The program also aims to develop these solutions at an affordable production price that can compete with (and, eventually, replace) the industry-used plastics. Nevold will operate as a separate Chanel entity (not tied to its haute couture or ready-to-wear divisions), with its own resources, acquisitions and goals.
Led by Sophie Brocart—former CEO of Patou and a trained engineer—Nevold brings together expertise from L’Atelier des Matières, Filatures du Parc, Authentic Material, and academic institutions like Cambridge University to achieve it’s mission. After all, as Bruno Pavlovsky, Chanel’s president of fashion, said in an interview with Vogue Business, “Chanel is too small on its own to build the scale this requires”.
But why has Chanel taken on the role as catalyst for this bold new project? “We started by asking ourselves what happens to the materials that don’t make it into a final product, or those that reach the end of their first life. At Chanel, we didn’t destroy unsold products. But we also didn’t yet have a real system to understand their full potential. Nevold is that system,” explained Pavlovsky.

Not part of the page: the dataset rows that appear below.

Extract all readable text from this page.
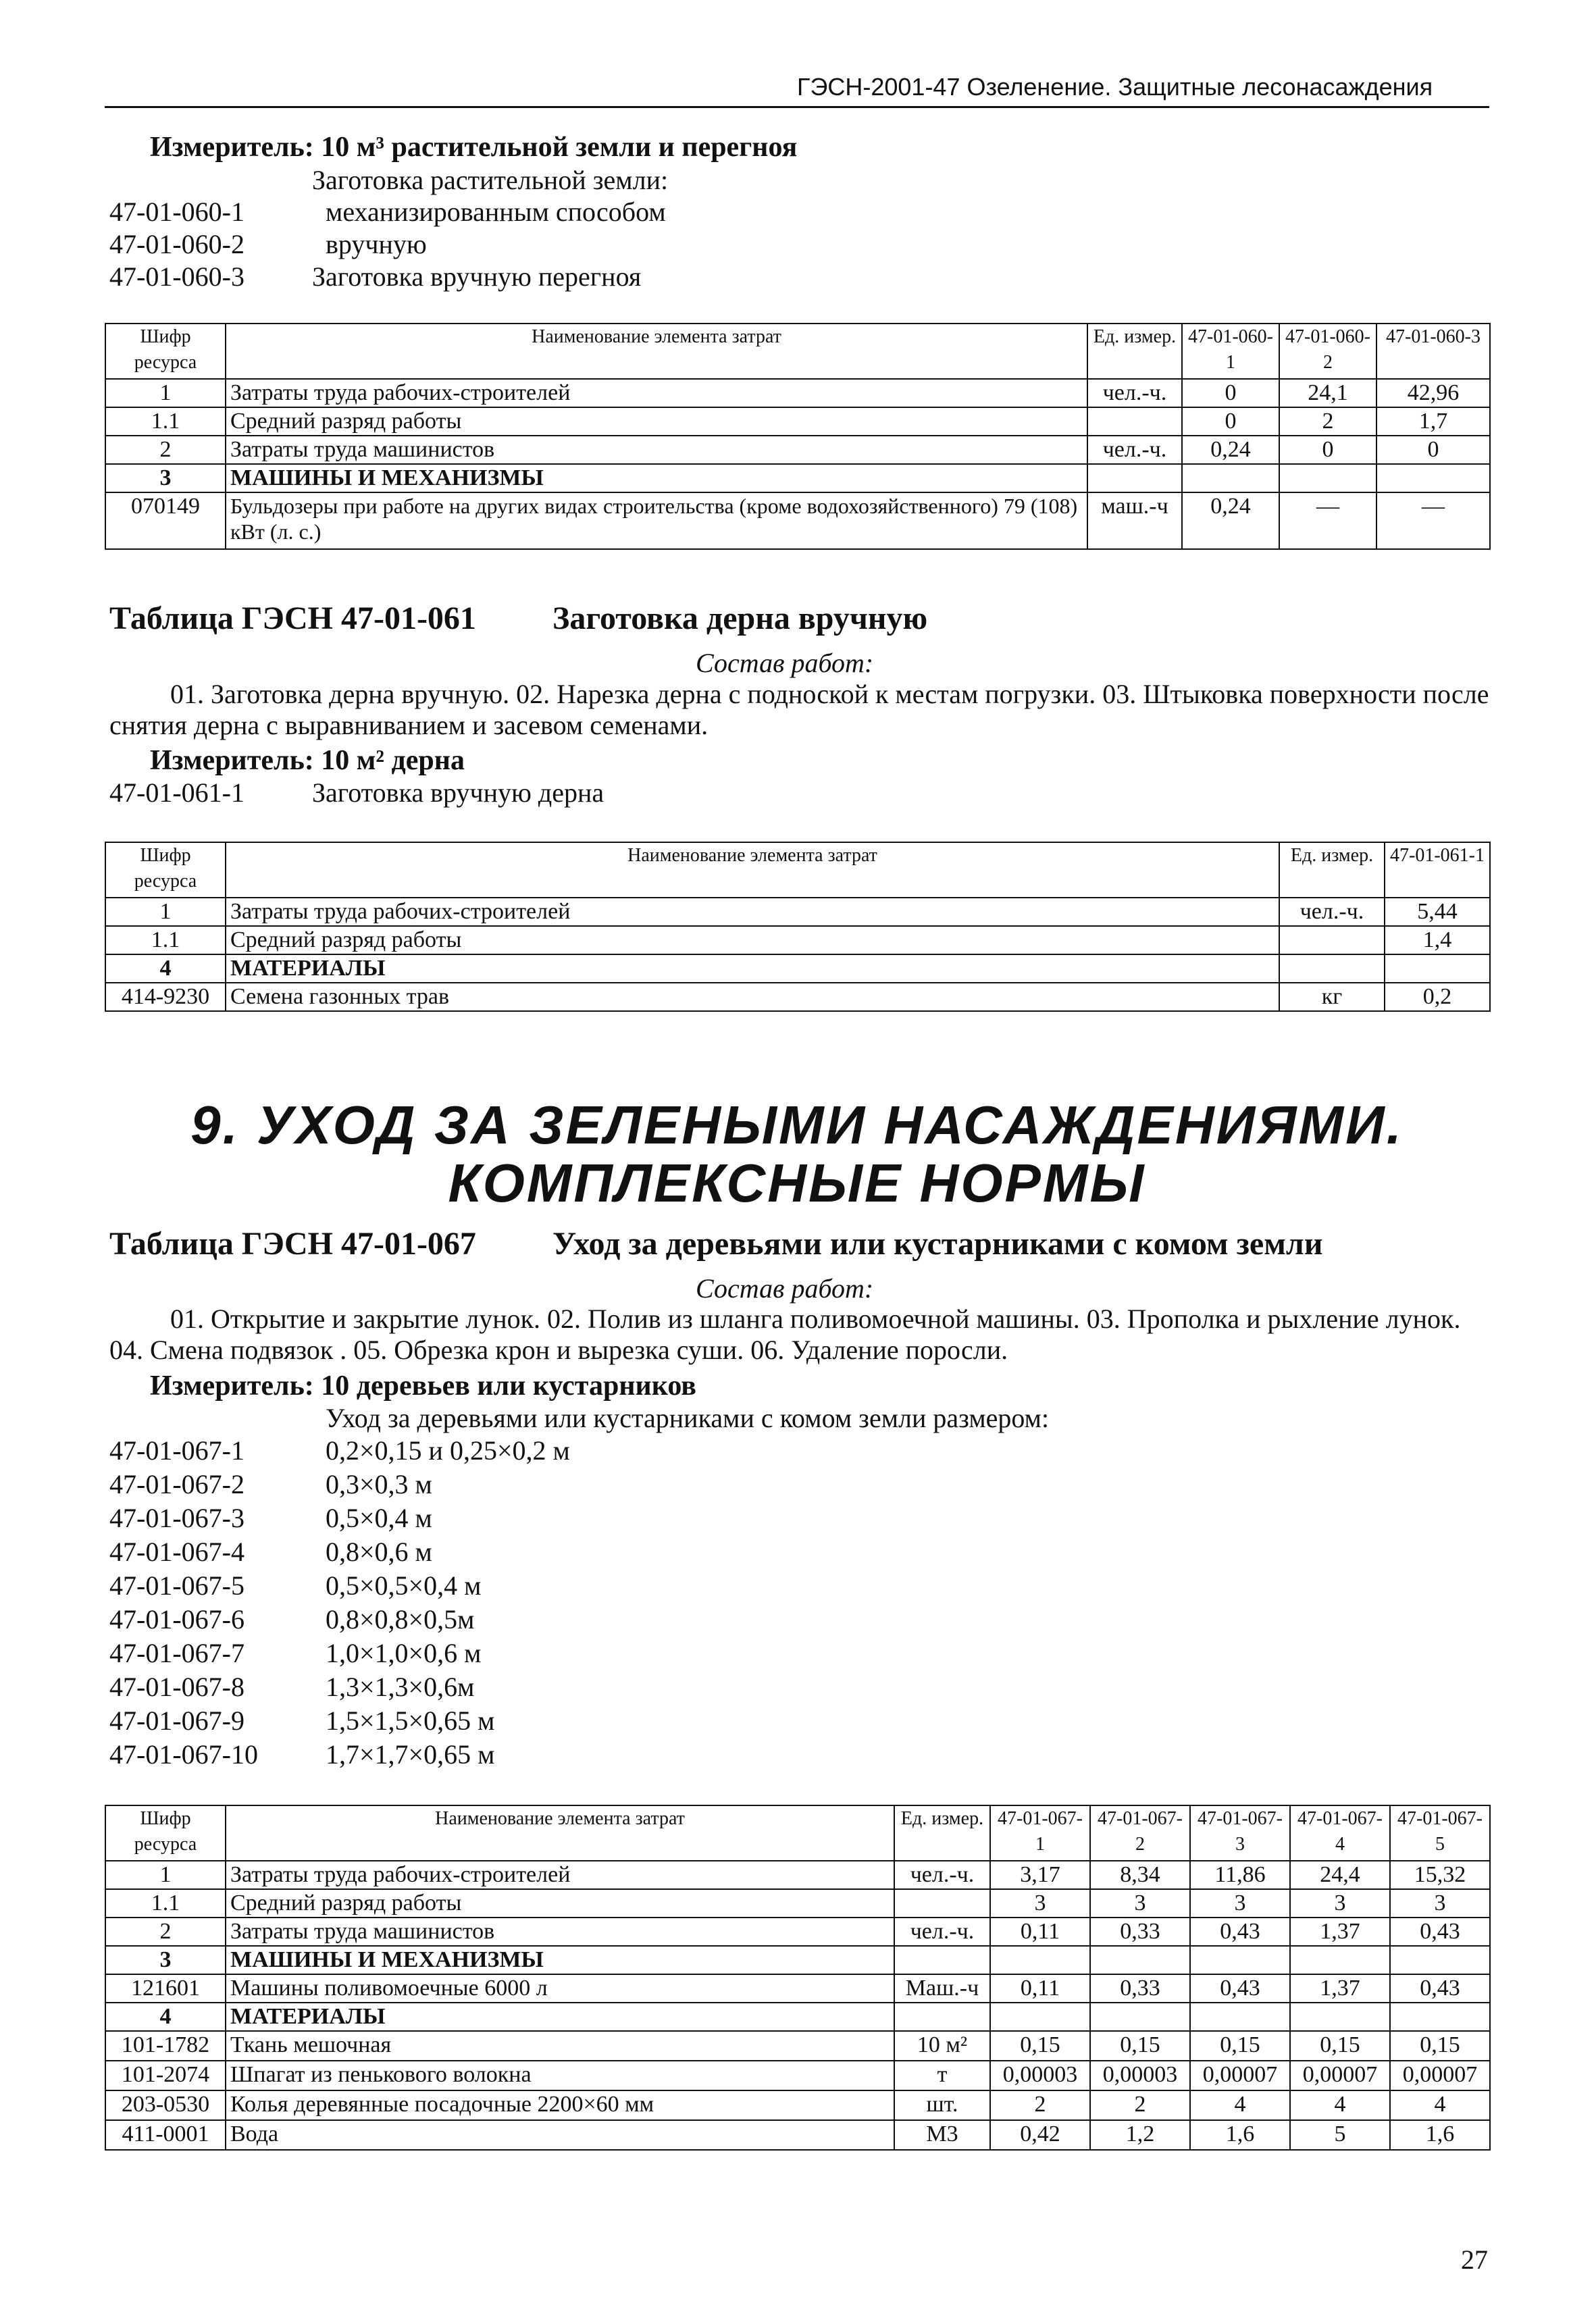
ГЭСН-2001-47 Озеленение. Защитные лесонасаждения
Измеритель: 10 м³ растительной земли и перегноя
Заготовка растительной земли:
47-01-060-1	механизированным способом
47-01-060-2	вручную
47-01-060-3	Заготовка вручную перегноя
Шифр ресурса	Наименование элемента затрат	Ед. измер.	47-01-060-1	47-01-060-2	47-01-060-3
1	Затраты труда рабочих-строителей	чел.-ч.	0	24,1	42,96
1.1	Средний разряд работы		0	2	1,7
2	Затраты труда машинистов	чел.-ч.	0,24	0	0
3	МАШИНЫ И МЕХАНИЗМЫ				
070149	Бульдозеры при работе на других видах строительства (кроме водохозяйственного) 79 (108) кВт (л. с.)	маш.-ч	0,24	—	—
Таблица ГЭСН 47-01-061 Заготовка дерна вручную
Состав работ:
01. Заготовка дерна вручную. 02. Нарезка дерна с подноской к местам погрузки. 03. Штыковка поверхности после снятия дерна с выравниванием и засевом семенами.
Измеритель: 10 м² дерна
47-01-061-1	Заготовка вручную дерна
Шифр ресурса	Наименование элемента затрат	Ед. измер.	47-01-061-1
1	Затраты труда рабочих-строителей	чел.-ч.	5,44
1.1	Средний разряд работы		1,4
4	МАТЕРИАЛЫ		
414-9230	Семена газонных трав	кг	0,2
9. УХОД ЗА ЗЕЛЕНЫМИ НАСАЖДЕНИЯМИ.
КОМПЛЕКСНЫЕ НОРМЫ
Таблица ГЭСН 47-01-067 Уход за деревьями или кустарниками с комом земли
Состав работ:
01. Открытие и закрытие лунок. 02. Полив из шланга поливомоечной машины. 03. Прополка и рыхление лунок. 04. Смена подвязок . 05. Обрезка крон и вырезка суши. 06. Удаление поросли.
Измеритель: 10 деревьев или кустарников
Уход за деревьями или кустарниками с комом земли размером:
47-01-067-1	0,2×0,15 и 0,25×0,2 м
47-01-067-2	0,3×0,3 м
47-01-067-3	0,5×0,4 м
47-01-067-4	0,8×0,6 м
47-01-067-5	0,5×0,5×0,4 м
47-01-067-6	0,8×0,8×0,5м
47-01-067-7	1,0×1,0×0,6 м
47-01-067-8	1,3×1,3×0,6м
47-01-067-9	1,5×1,5×0,65 м
47-01-067-10	1,7×1,7×0,65 м
Шифр ресурса	Наименование элемента затрат	Ед. измер.	47-01-067-1	47-01-067-2	47-01-067-3	47-01-067-4	47-01-067-5
1	Затраты труда рабочих-строителей	чел.-ч.	3,17	8,34	11,86	24,4	15,32
1.1	Средний разряд работы		3	3	3	3	3
2	Затраты труда машинистов	чел.-ч.	0,11	0,33	0,43	1,37	0,43
3	МАШИНЫ И МЕХАНИЗМЫ						
121601	Машины поливомоечные 6000 л	Маш.-ч	0,11	0,33	0,43	1,37	0,43
4	МАТЕРИАЛЫ						
101-1782	Ткань мешочная	10 м²	0,15	0,15	0,15	0,15	0,15
101-2074	Шпагат из пенькового волокна	т	0,00003	0,00003	0,00007	0,00007	0,00007
203-0530	Колья деревянные посадочные 2200×60 мм	шт.	2	2	4	4	4
411-0001	Вода	М3	0,42	1,2	1,6	5	1,6
27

And Chanel is far from alone in its need for this circular system. Limited availability of high‑quality natural materials—cotton, wool, cashmere, silk, leather—makes reinventing the supply chain not just admirable, but essential for luxury labels. “The scarcity of high-quality, traceable virgin raw materials calls for a collective response from all industry players,” reads the Nevold press release.
So, as Nevold answers both a luxury business issue while taking big strides forward in the sustainable fashion sphere, it’s safe to say all industry insiders are excited to see what it starts to produce. Now we wait and watch it grow.